Bowenfels is a small town on the western outskirts of Lithgow, New South Wales, Australia.

Today there are effectively two Bowenfels. Near Lithgow, on the Great Western Highway, is Bowenfels (with the homestead of the valley's first settler, Andrew Brown). About a kilometre south is . Although both are now essentially suburbs of Lithgow, Bowenfels was, in fact, the first settlement in the valley, pre-dating the existence of Lithgow by nearly 40 years.

==History==
Mount Blaxland, a short distance from South Bowenfels, was the furthest point reached by Blaxland, Lawson, and Wentworth on their historic expedition across the Blue Mountains in 1813. Later in that year George Evans followed in the footsteps of the explorers to Mount Blaxland and then headed west to discover the O'Connell plains and the Bathurst plains. At South Bowenfels, Magpie Hollow Road heads west to Lake Lyell and then on to Tarana and O'Connell.

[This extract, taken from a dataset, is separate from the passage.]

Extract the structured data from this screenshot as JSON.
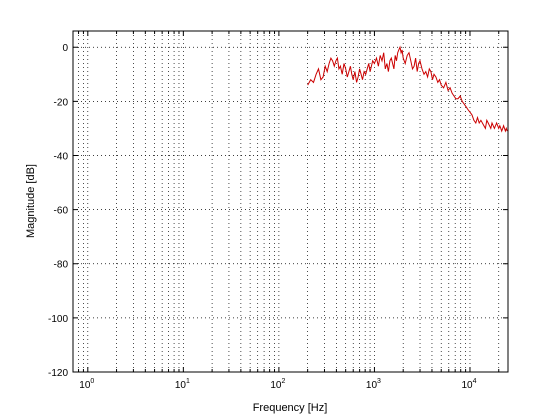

Bowenfels was founded in the 1830s to service travellers along the new road to Bathurst, which opened in 1832, following the opening of the Victoria Pass, which sealed the fate of the old Bathurst road in its descent of Mt. York. It was named by Surveyor-General Thomas Mitchell after George Mears Bowen, a former member of his department. The town was the first settlement in the valley and pre-dated Lithgow by 40 years. The railway opened in 1869, and was electrified in the 1950s, although passenger services no longer service Bowenfels station.

== Heritage listings ==
Bowenfels has a number of heritage-listed sites, including:
- Great Western Highway: Fernhill, Bowenfels
- via Kirkley Street: Lithgow Heavy Anti Aircraft Gun Stations and Dummy Station
- Main Western railway: Bowenfels railway station
- Main Western railway: Bowenfels rail viaducts

==Population==
According to the 2016 census of population, there were 2,048 people in Bowenfels.
- Aboriginal and Torres Strait Islander people made up 9.5% of the population.
- 78.9% of people were born in Australia and 84.8% of people spoke only English at home.
- The most common responses for religion were Catholic 25.5%, No Religion 24.2% and Anglican 21.8%.